Médecin, maire, animateur d’un groupe d’anciens alcooliques, préparateur à l’accouchement sans violence, pratiquant de l’interruption volontaire de grossesse, créateur du service de la famille, toutes ses actions n’avaient qu’un objectif : servir les autres, les « réassurer » pour atténuer leurs blessures psychologiques ou physiques. Mais résumer Ernest à sa seule action collective serait réducteur.
Monique Morelli à Louviers. (photo JCH)
C’était quelqu’un qui n’avait rien de triste. Il était du côté d’Eros. Il aimait la vie, la bonne chère, la compagnie des hommes et des femmes. S’il savait être intransigeant sur les comportements engageant le collectif, il témoignait également d’une rare compassion à l’égard des dérives personnelles ou des victimes d’une société brutale, peu fraternelle, tout orientée vers la recherche du profit. Il identifiait cela comme un mal social, un mal trouvant aussi son origine dans une petite enfance insuffisamment sublimée par des parents parfois insouciants ou souvent mal informés. D’Ernest, il faut retenir l’image d’un homme bon, tendre, amical. Franck a eu raison d’insister sur la douceur de ses gestes de médecin…C’était le témoignage d’un grand respect des personnes et des corps.
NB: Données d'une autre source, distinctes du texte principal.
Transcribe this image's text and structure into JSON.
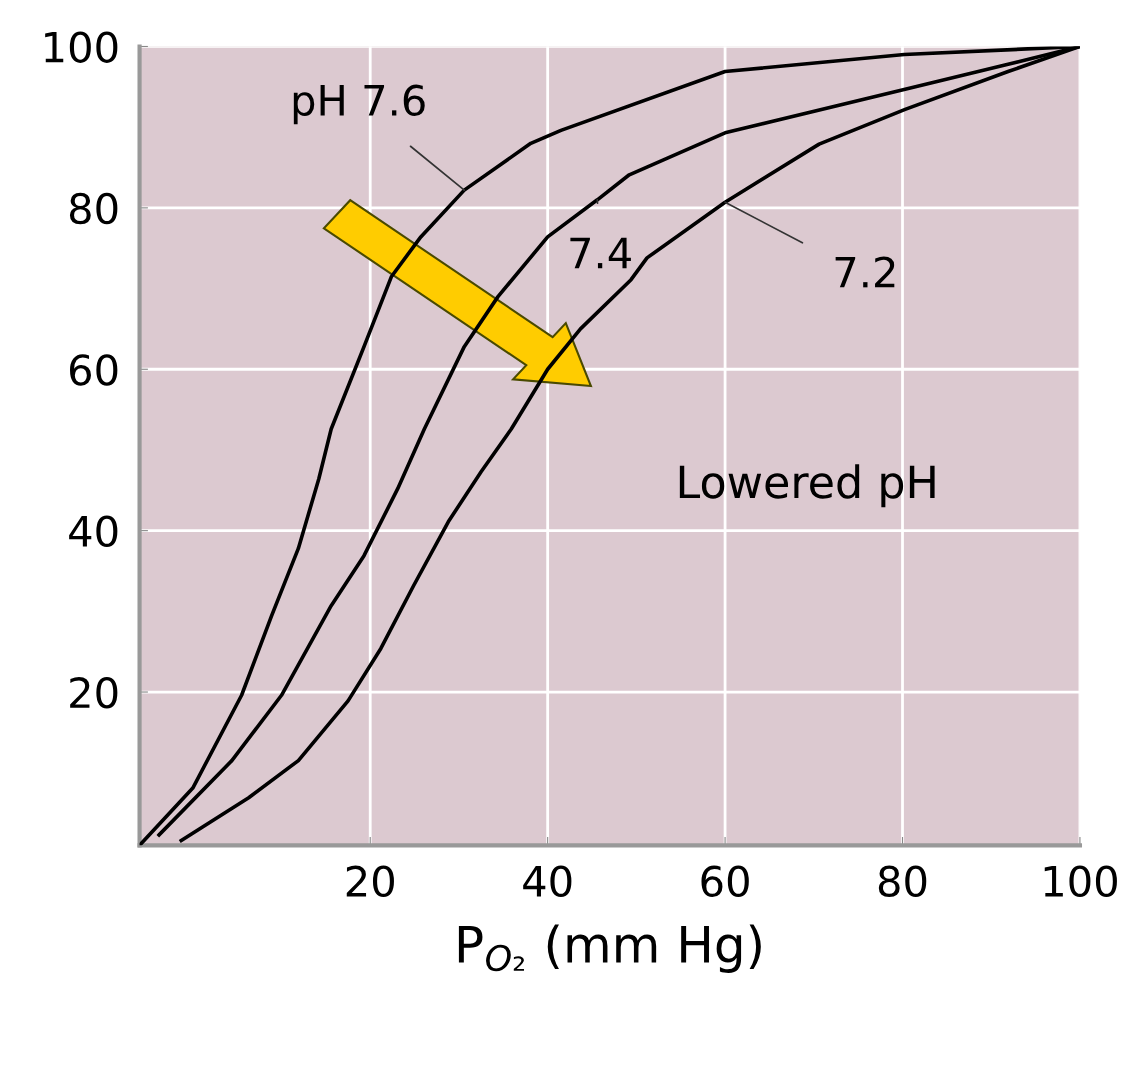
{
  "chart_data": {
    "type": "line",
    "xlabel": "P$_{O₂}$ (mm Hg)",
    "xlim": [
      -6,
      100
    ],
    "ylim": [
      1,
      100
    ],
    "xticks": [
      20,
      40,
      60,
      80,
      100
    ],
    "yticks": [
      20,
      40,
      60,
      80,
      100
    ],
    "grid": true,
    "legend": false,
    "marker": "none",
    "line_style": "solid",
    "annotations": [
      "Lowered pH"
    ],
    "series": [
      {
        "name": "pH 7.6",
        "color": "#000000",
        "x": [
          -6,
          0,
          5.5,
          8.9,
          11.9,
          14.2,
          15.6,
          19.3,
          22.4,
          25.7,
          30.6,
          38.1,
          41.5,
          60,
          80.2,
          100
        ],
        "values": [
          1,
          8.1,
          19.6,
          29.5,
          37.8,
          46.4,
          52.6,
          62.8,
          71.5,
          76.4,
          82.2,
          88.0,
          89.6,
          96.9,
          99.0,
          100
        ]
      },
      {
        "name": "7.4",
        "color": "#000000",
        "x": [
          -3.8,
          4.4,
          10.0,
          15.6,
          19.3,
          23.1,
          26.1,
          30.6,
          34.4,
          40.0,
          45.6,
          49.2,
          60.0,
          80.3,
          91.9,
          100
        ],
        "values": [
          2.3,
          11.5,
          19.6,
          30.7,
          36.9,
          45.2,
          52.6,
          62.8,
          69.0,
          76.4,
          81.0,
          84.1,
          89.3,
          94.7,
          97.8,
          100
        ]
      },
      {
        "name": "7.2",
        "color": "#000000",
        "x": [
          -1.3,
          6.3,
          11.9,
          17.5,
          21.2,
          24.9,
          28.8,
          32.5,
          35.9,
          40.0,
          43.7,
          49.4,
          51.2,
          60.0,
          70.6,
          80.3,
          91.9,
          100
        ],
        "values": [
          1.6,
          6.9,
          11.5,
          18.9,
          25.4,
          33.2,
          41.1,
          47.3,
          52.6,
          60.0,
          65.0,
          71.1,
          73.8,
          80.7,
          87.9,
          92.2,
          96.9,
          100
        ]
      }
    ]
  }
}
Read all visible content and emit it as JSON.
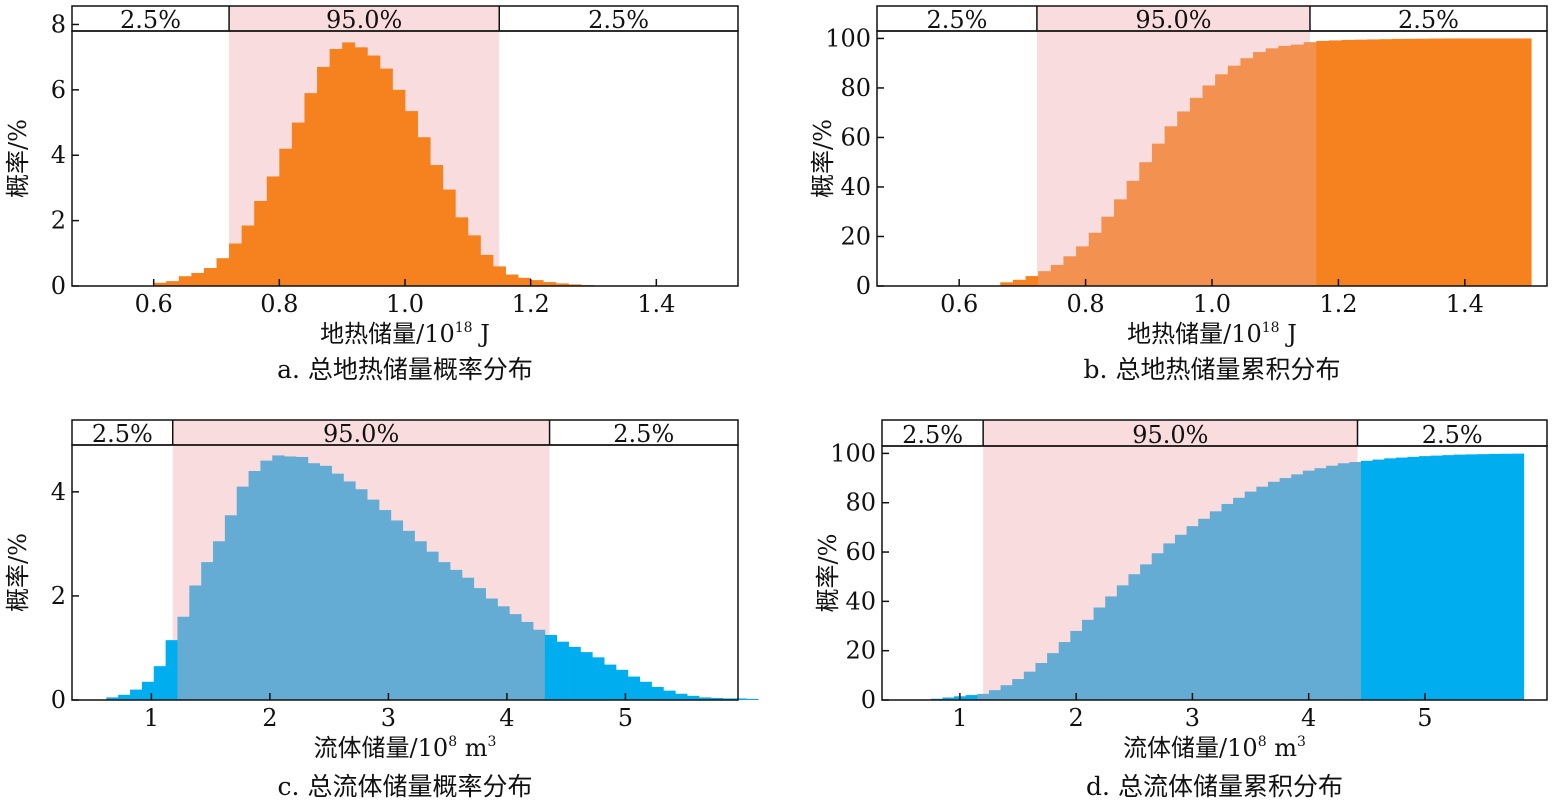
{
  "chart_data": [
    {
      "id": "a",
      "type": "bar",
      "title": "a. 总地热储量概率分布",
      "xlabel": "地热储量/10",
      "xlabel_exp": "18",
      "xlabel_unit": " J",
      "ylabel": "概率/%",
      "xlim": [
        0.47,
        1.53
      ],
      "ylim": [
        0,
        7.8
      ],
      "xticks": [
        0.6,
        0.8,
        1.0,
        1.2,
        1.4
      ],
      "xtick_labels": [
        "0.6",
        "0.8",
        "1.0",
        "1.2",
        "1.4"
      ],
      "yticks": [
        0,
        2,
        4,
        6,
        8
      ],
      "ytick_labels": [
        "0",
        "2",
        "4",
        "6",
        "8"
      ],
      "interval": [
        0.72,
        1.15
      ],
      "interval_labels": [
        "2.5%",
        "95.0%",
        "2.5%"
      ],
      "bin_start": 0.6,
      "bin_width": 0.02,
      "values": [
        0.1,
        0.15,
        0.3,
        0.4,
        0.55,
        0.85,
        1.3,
        1.85,
        2.6,
        3.35,
        4.2,
        5.0,
        5.9,
        6.7,
        7.25,
        7.45,
        7.3,
        7.05,
        6.65,
        6.0,
        5.35,
        4.55,
        3.7,
        2.95,
        2.1,
        1.55,
        0.95,
        0.6,
        0.35,
        0.25,
        0.18,
        0.12,
        0.08,
        0.05,
        0.03
      ],
      "colors": {
        "tail": "#f5821f",
        "middle": "#f5821f",
        "band": "#f9dcdd"
      }
    },
    {
      "id": "b",
      "type": "bar",
      "title": "b. 总地热储量累积分布",
      "xlabel": "地热储量/10",
      "xlabel_exp": "18",
      "xlabel_unit": " J",
      "ylabel": "概率/%",
      "xlim": [
        0.47,
        1.53
      ],
      "ylim": [
        0,
        103
      ],
      "xticks": [
        0.6,
        0.8,
        1.0,
        1.2,
        1.4
      ],
      "xtick_labels": [
        "0.6",
        "0.8",
        "1.0",
        "1.2",
        "1.4"
      ],
      "yticks": [
        0,
        20,
        40,
        60,
        80,
        100
      ],
      "ytick_labels": [
        "0",
        "20",
        "40",
        "60",
        "80",
        "100"
      ],
      "interval": [
        0.723,
        1.155
      ],
      "interval_labels": [
        "2.5%",
        "95.0%",
        "2.5%"
      ],
      "bin_start": 0.665,
      "bin_width": 0.02,
      "values": [
        1.5,
        2.5,
        4.0,
        6.0,
        8.5,
        12.0,
        16.0,
        21.5,
        28.0,
        35.0,
        42.5,
        50.0,
        57.5,
        64.5,
        70.5,
        76.0,
        81.0,
        85.5,
        89.0,
        92.0,
        94.5,
        96.0,
        97.0,
        97.5,
        98.5,
        99.0,
        99.2,
        99.4,
        99.5,
        99.6,
        99.7,
        99.8,
        99.85,
        99.9,
        99.95,
        100.0,
        100.0,
        100.0,
        100.0,
        100.0,
        100.0,
        100.0
      ],
      "colors": {
        "tail": "#f5821f",
        "middle": "#f39150",
        "band": "#f9dcdd"
      }
    },
    {
      "id": "c",
      "type": "bar",
      "title": "c. 总流体储量概率分布",
      "xlabel": "流体储量/10",
      "xlabel_exp": "8",
      "xlabel_unit": " m",
      "xlabel_unit_exp": "3",
      "ylabel": "概率/%",
      "xlim": [
        0.33,
        5.95
      ],
      "ylim": [
        0,
        4.9
      ],
      "xticks": [
        1,
        2,
        3,
        4,
        5
      ],
      "xtick_labels": [
        "1",
        "2",
        "3",
        "4",
        "5"
      ],
      "yticks": [
        0,
        2,
        4
      ],
      "ytick_labels": [
        "0",
        "2",
        "4"
      ],
      "interval": [
        1.18,
        4.36
      ],
      "interval_labels": [
        "2.5%",
        "95.0%",
        "2.5%"
      ],
      "bin_start": 0.62,
      "bin_width": 0.1,
      "values": [
        0.05,
        0.1,
        0.2,
        0.35,
        0.65,
        1.15,
        1.6,
        2.2,
        2.65,
        3.05,
        3.55,
        4.1,
        4.4,
        4.6,
        4.7,
        4.68,
        4.67,
        4.55,
        4.5,
        4.35,
        4.2,
        4.05,
        3.85,
        3.65,
        3.45,
        3.25,
        3.05,
        2.85,
        2.65,
        2.5,
        2.35,
        2.15,
        1.95,
        1.8,
        1.65,
        1.5,
        1.35,
        1.25,
        1.12,
        1.02,
        0.92,
        0.82,
        0.68,
        0.58,
        0.45,
        0.35,
        0.25,
        0.18,
        0.12,
        0.08,
        0.05,
        0.04,
        0.03,
        0.03,
        0.02
      ],
      "colors": {
        "tail": "#00aeef",
        "middle": "#65acd4",
        "band": "#f9dcdd"
      }
    },
    {
      "id": "d",
      "type": "bar",
      "title": "d. 总流体储量累积分布",
      "xlabel": "流体储量/10",
      "xlabel_exp": "8",
      "xlabel_unit": " m",
      "xlabel_unit_exp": "3",
      "ylabel": "概率/%",
      "xlim": [
        0.33,
        6.05
      ],
      "ylim": [
        0,
        103
      ],
      "xticks": [
        1,
        2,
        3,
        4,
        5
      ],
      "xtick_labels": [
        "1",
        "2",
        "3",
        "4",
        "5"
      ],
      "yticks": [
        0,
        20,
        40,
        60,
        80,
        100
      ],
      "ytick_labels": [
        "0",
        "20",
        "40",
        "60",
        "80",
        "100"
      ],
      "interval": [
        1.2,
        4.42
      ],
      "interval_labels": [
        "2.5%",
        "95.0%",
        "2.5%"
      ],
      "bin_start": 0.75,
      "bin_width": 0.1,
      "values": [
        0.5,
        1.0,
        1.5,
        2.0,
        2.5,
        4.0,
        6.0,
        8.5,
        11.5,
        15.0,
        19.0,
        23.5,
        28.0,
        32.5,
        37.5,
        42.0,
        46.5,
        51.0,
        55.0,
        59.5,
        63.5,
        67.0,
        70.5,
        73.5,
        76.5,
        79.5,
        82.0,
        84.5,
        86.5,
        88.5,
        90.0,
        91.5,
        93.0,
        94.0,
        95.0,
        96.0,
        96.5,
        97.0,
        97.5,
        98.0,
        98.3,
        98.6,
        98.9,
        99.1,
        99.3,
        99.5,
        99.6,
        99.7,
        99.8,
        99.85,
        99.9
      ],
      "colors": {
        "tail": "#00aeef",
        "middle": "#65acd4",
        "band": "#f9dcdd"
      }
    }
  ]
}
Des différentes prises de paroles, toutes empreintes d’une même émotion et d’une même admiration, je retiendrai surtout celle de Renaud, son dernier enfant. Renaud est engagé en politique à Paris au sein d’Europe-Ecologie-Les-Verts. Il sait maintenant tout des discussions entre appareils et partis de gauche, des contradictions internes au mouvement écologiste, de la difficulté de militer en 2014 en étant crédible. Cette science qu’il possède, il l’a puisée auprès de son père dans le reflet de ses idées et de sa fidélité aux valeurs et aux amis. Renaud a su restituer à sa juste place le rôle éminent de son père et de ses convictions partagées par un groupe — le Comité d’action de gauche — qui, comme son nom l’indique, était épris d’action mais d’action à gauche. Sans l'attention permanente et le soutien absolu de son épouse Nicole, sans les élus du CAG, les militants et les sympathisants du CAG, rien n’eût été possible. Renaud s’est souvenu de la table ouverte,  des soirées interminables à reconstruire le monde, des discussions franches et parfois agitées, des éclats de rire, jusqu’aux remises en question des vies personnelles jusque là tristes à en mourir. Le choix des musiques de ce matin reflétait bien les goûts d’Ernest : « Le temps des cerises » par Montand, « Maintenant que la jeunesse » par Monique Morelli, « Le feu » par Hélène Martin, autant d’hymnes au Devenir, nom du journal du CAG.
Après une telle cérémonie, je pense à ce que disait Guitry : « quand on vient d’écouter du Mozart, même le silence est du Mozart. » Quand on vient d’entendre tant d’éloges, tant de souvenirs évoquant la belle vie d’Ernest Martin…la nostalgie est toujours ce qu’elle était.

Dans la salle du Moulin ce matin. (photo JCH)
(1) dont j’étais avec Paul Astégiani, secrétaire général, associés et complices de tous les projets collectifs de 1965 à 1969 ou de 1976 à 1983, et avec Claude Blanluet après l’intermède Xavier Bolze à la tête des services.